A quick example of this is the current debate over climate change. Most Left and Right-wing politicians are now agreeing on a need to deal with the problem but their respective mindsets define different priorities. The Right-wing policies centre on the use of technology to absorb and control the impacts of man-made climate change, while allowing humans to essentially continue as they are, whereas the left-wing policies start with a respect for nature and push for changing human behaviour such as cutting oil use and eating less meat.

High schools were a deliberate pushback against nature. There was a desire to think we can improve on nature and can systematically process the population through a man-made institution more productively than any traditional (natural) learning model. This proudly unnatural environment is exactly why school students don’t feel at home and mostly report that the social aspect of school (friends) is the primary benefit of going. During a 2020 lockdown zoom with academic students, many even went as far as saying they would happily continue to just meet friends online if it meant not having to return to school!

Make high schools match the learning places we ALL make elsewhere

Change 1: Switch from theory-centred academic (eugenics assessment driven) subjects to purposeful groups of learning-by-doing. Close down the divisive English, Maths, and science, etc, and reorganise into optional multi-disciplinary groups for writers, book clubs, builders, designers, curiosity-based explorers and experimenters, and performances etc.

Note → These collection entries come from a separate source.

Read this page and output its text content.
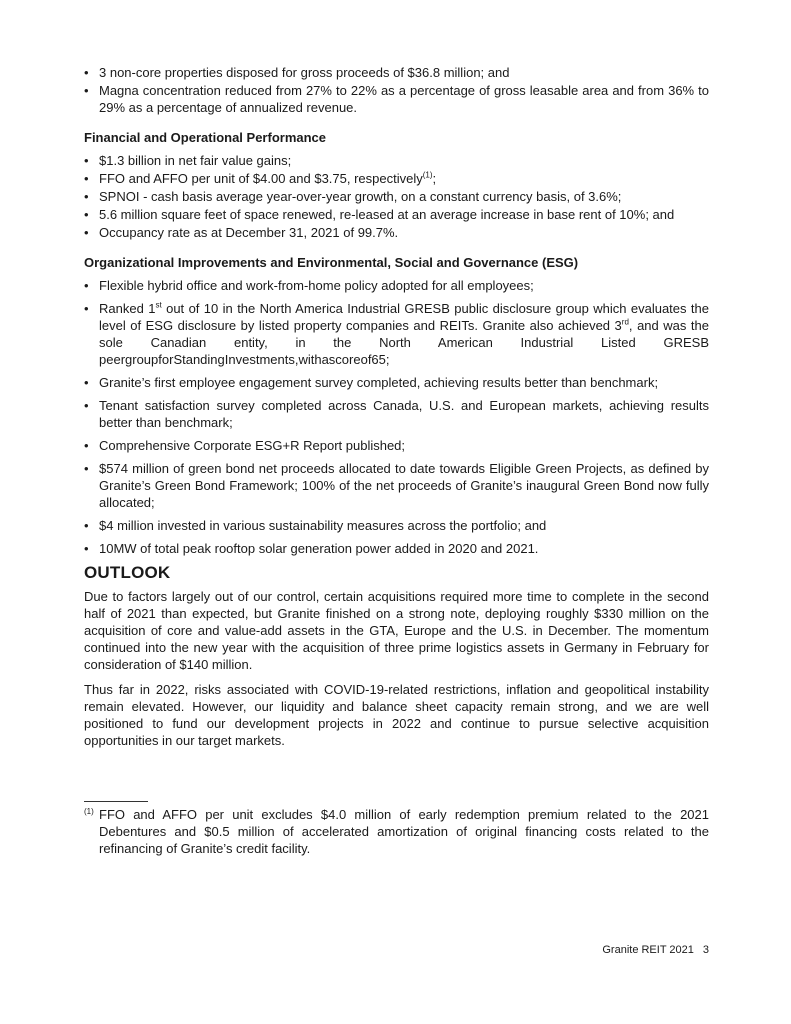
• 3 non-core properties disposed for gross proceeds of $36.8 million; and
• Magna concentration reduced from 27% to 22% as a percentage of gross leasable area and from 36% to 29% as a percentage of annualized revenue.
Financial and Operational Performance
• $1.3 billion in net fair value gains;
• FFO and AFFO per unit of $4.00 and $3.75, respectively$^{(1)}$;
• SPNOI - cash basis average year-over-year growth, on a constant currency basis, of 3.6%;
• 5.6 million square feet of space renewed, re-leased at an average increase in base rent of 10%; and
• Occupancy rate as at December 31, 2021 of 99.7%.
Organizational Improvements and Environmental, Social and Governance (ESG)
• Flexible hybrid office and work-from-home policy adopted for all employees;
• Ranked 1st out of 10 in the North America Industrial GRESB public disclosure group which evaluates the level of ESG disclosure by listed property companies and REITs. Granite also achieved 3rd, and was the sole Canadian entity, in the North American Industrial Listed GRESB peergroupforStandingInvestments,withascoreof65;
• Granite’s first employee engagement survey completed, achieving results better than benchmark;
• Tenant satisfaction survey completed across Canada, U.S. and European markets, achieving results better than benchmark;
• Comprehensive Corporate ESG+R Report published;
• $574 million of green bond net proceeds allocated to date towards Eligible Green Projects, as defined by Granite’s Green Bond Framework; 100% of the net proceeds of Granite’s inaugural Green Bond now fully allocated;
• $4 million invested in various sustainability measures across the portfolio; and
• 10MW of total peak rooftop solar generation power added in 2020 and 2021.
OUTLOOK

Due to factors largely out of our control, certain acquisitions required more time to complete in the second half of 2021 than expected, but Granite finished on a strong note, deploying roughly $330 million on the acquisition of core and value-add assets in the GTA, Europe and the U.S. in December. The momentum continued into the new year with the acquisition of three prime logistics assets in Germany in February for consideration of $140 million.

Thus far in 2022, risks associated with COVID-19-related restrictions, inflation and geopolitical instability remain elevated. However, our liquidity and balance sheet capacity remain strong, and we are well positioned to fund our development projects in 2022 and continue to pursue selective acquisition opportunities in our target markets.

(1) FFO and AFFO per unit excludes $4.0 million of early redemption premium related to the 2021 Debentures and $0.5 million of accelerated amortization of original financing costs related to the refinancing of Granite’s credit facility.
Granite REIT 2021 3
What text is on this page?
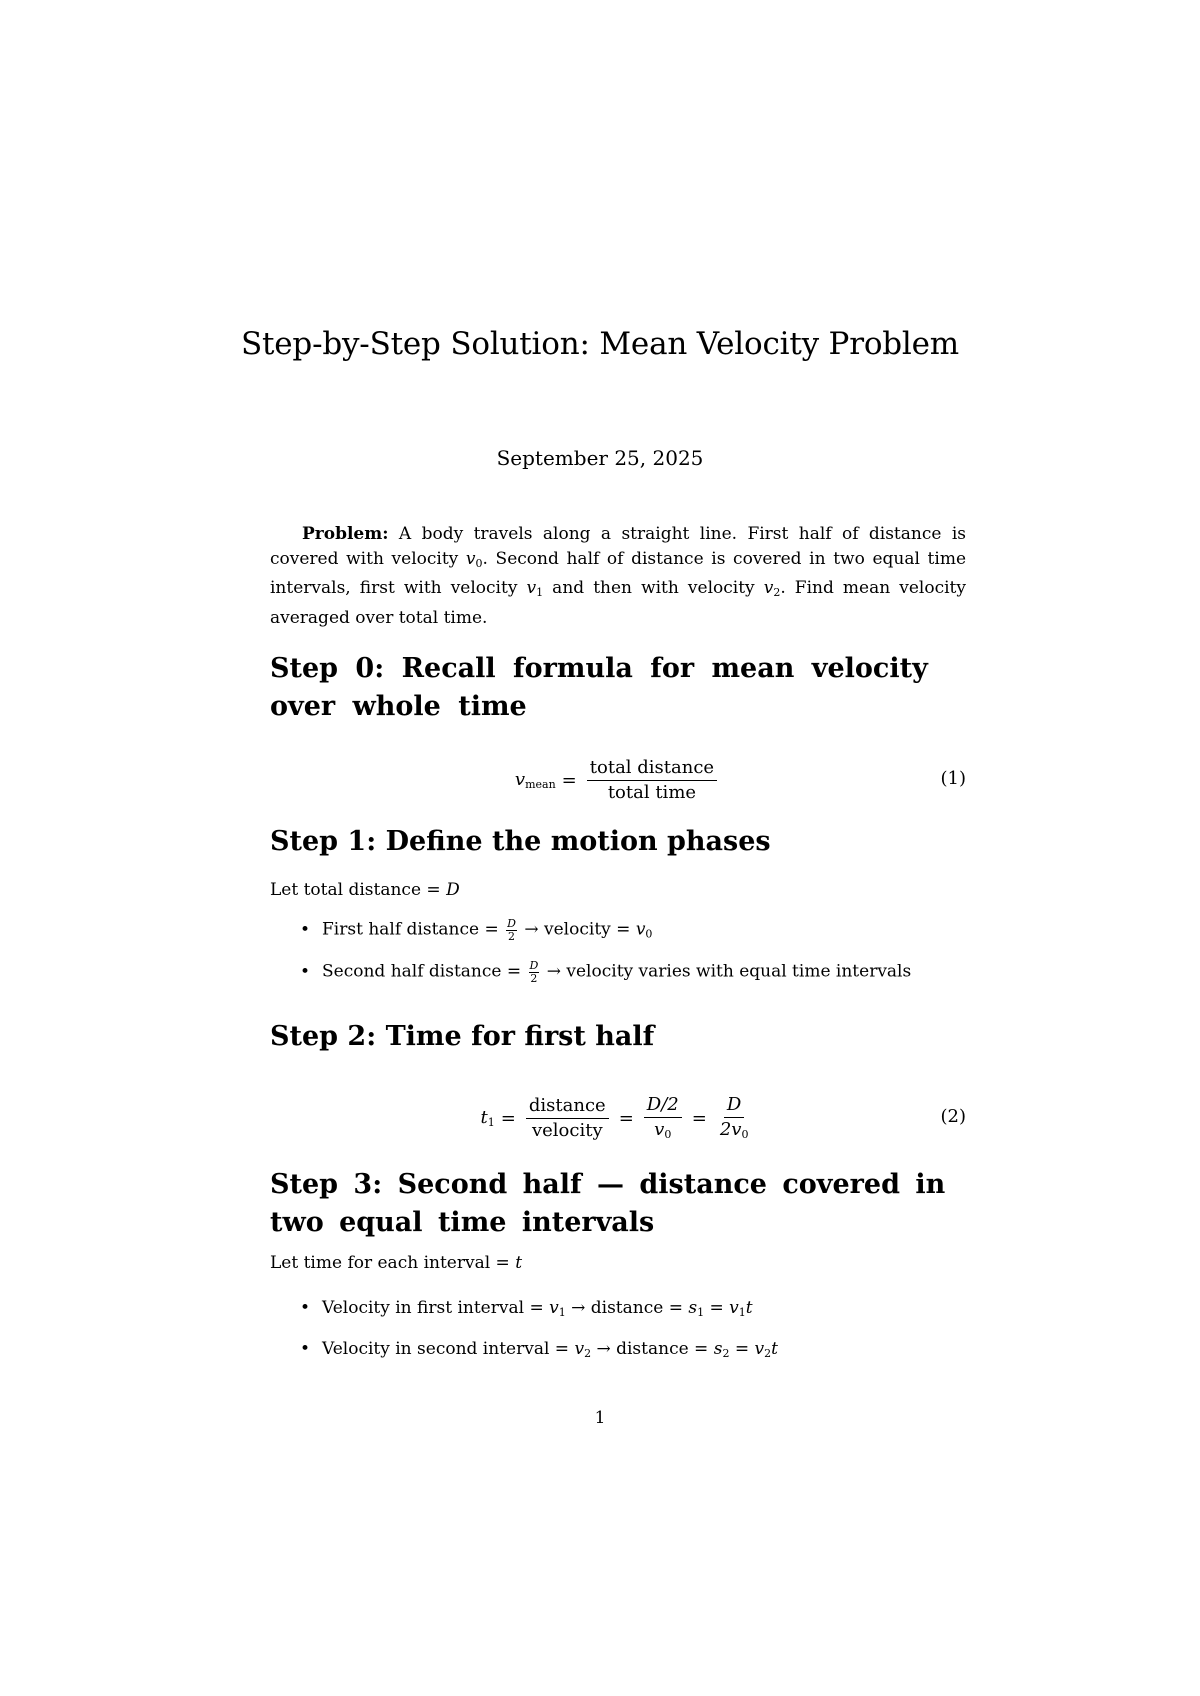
Step-by-Step Solution: Mean Velocity Problem
September 25, 2025
Problem: A body travels along a straight line. First half of distance is covered with velocity $v_0$. Second half of distance is covered in two equal time intervals, first with velocity $v_1$ and then with velocity $v_2$. Find mean velocity averaged over total time.
Step 0: Recall formula for mean velocity over whole time
$v_{mean} = \frac{\text{total distance}}{\text{total time}}$	(1)
Step 1: Define the motion phases
Let total distance = D
• First half distance = $\frac{D}{2}$ → velocity = $v_0$
• Second half distance = $\frac{D}{2}$ → velocity varies with equal time intervals
Step 2: Time for first half
$t_1 = \frac{\text{distance}}{\text{velocity}} = \frac{D/2}{v_0} = \frac{D}{2v_0}$	(2)
Step 3: Second half — distance covered in two equal time intervals
Let time for each interval = t
• Velocity in first interval = $v_1$ → distance = $s_1 = v_1t$
• Velocity in second interval = $v_2$ → distance = $s_2 = v_2t$
1
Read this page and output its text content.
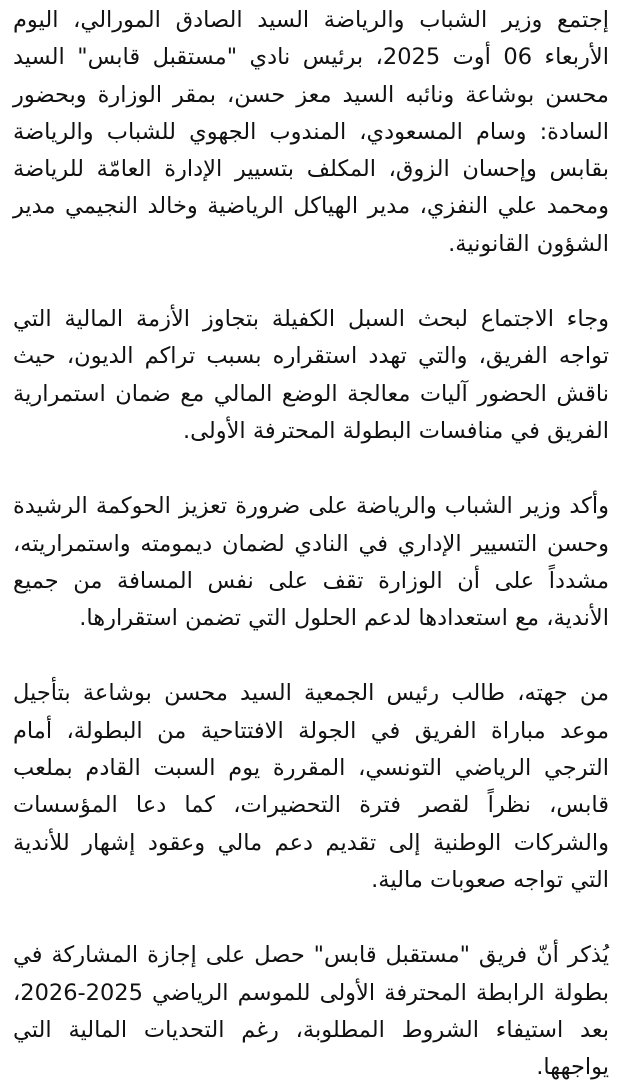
إجتمع وزير الشباب والرياضة السيد الصادق المورالي، اليوم الأربعاء 06 أوت 2025، برئيس نادي "مستقبل قابس" السيد محسن بوشاعة ونائبه السيد معز حسن، بمقر الوزارة وبحضور السادة: وسام المسعودي، المندوب الجهوي للشباب والرياضة بقابس وإحسان الزوق، المكلف بتسيير الإدارة العامّة للرياضة ومحمد علي النفزي، مدير الهياكل الرياضية وخالد النجيمي مدير الشؤون القانونية.

وجاء الاجتماع لبحث السبل الكفيلة بتجاوز الأزمة المالية التي تواجه الفريق، والتي تهدد استقراره بسبب تراكم الديون، حيث ناقش الحضور آليات معالجة الوضع المالي مع ضمان استمرارية الفريق في منافسات البطولة المحترفة الأولى.

وأكد وزير الشباب والرياضة على ضرورة تعزيز الحوكمة الرشيدة وحسن التسيير الإداري في النادي لضمان ديمومته واستمراريته، مشدداً على أن الوزارة تقف على نفس المسافة من جميع الأندية، مع استعدادها لدعم الحلول التي تضمن استقرارها.

من جهته، طالب رئيس الجمعية السيد محسن بوشاعة بتأجيل موعد مباراة الفريق في الجولة الافتتاحية من البطولة، أمام الترجي الرياضي التونسي، المقررة يوم السبت القادم بملعب قابس، نظراً لقصر فترة التحضيرات، كما دعا المؤسسات والشركات الوطنية إلى تقديم دعم مالي وعقود إشهار للأندية التي تواجه صعوبات مالية.

يُذكر أنّ فريق "مستقبل قابس" حصل على إجازة المشاركة في بطولة الرابطة المحترفة الأولى للموسم الرياضي 2025-2026، بعد استيفاء الشروط المطلوبة، رغم التحديات المالية التي يواجهها.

Change 2: Allow the new learning groups to determine what takes place and how learning is arranged. Allow personal and group progress to drive further interest.

Change 3: Social and mixed age groupings based on current interests (interests that will evolve as learning happens). Allow movement between groups during the day based on one’s personal momentum. Deep learning only truely happens when genuine desire to progress exists. The interest-based, multi-age scenario will reduce the normal social difficulties that people often attribute to teenagers but I attribute more to high school structures.

Change 4: Make publishing progress a norm where sharing your progress both helps others and encourages feedback and advice for yourself.

Change 5: Make portfolio and interview the norm for determining post high school direction. There is increased discussion of this anyway due to ever-smarter exam cheating systems and AI systems like ChatGPT producing traditional graded output to acceptable standards.

Next steps

Both education’s past and current trends demand schools change to become less divisive and more relevant for the world today. We need young people to want to learn and become engaged partners in what’s happening around them. We can’t continue encouraging a feeling that ‘someone else’ is helping me find my place in life, after all, I am a type and have a set value when compared with others. A vast majority of high school students will walk into a classroom tomorrow that as a room itself will push eugenic ideals that it exists to sort and assess individuals to measure value. I hope schools and teachers consider what elements of their school day, classroom layout, and planned activity fit this false eugenic narrative and look to change them.

P.S.

So normalised is eugenics in schooling, it took until 2020 for Columbia University (NY) Teachers College to remove Edward Thorndike’s name from their hall stating his “problematic social views” as the key issue in their board’s unanimous decision. I would have gone a little further to suggest his science was wrong and his legacy had proven dangerous to generations of school-goers. I wonder if their questioning of his ideals as an individual go as far as recognising the impact those ideals still have on the structures within the schools they continue to send graduates to. Do they recognise that US classrooms, teaching techniques, and assessment practices are all part of his eugenics agenda and continue to cause huge division and inequity across the country to this day?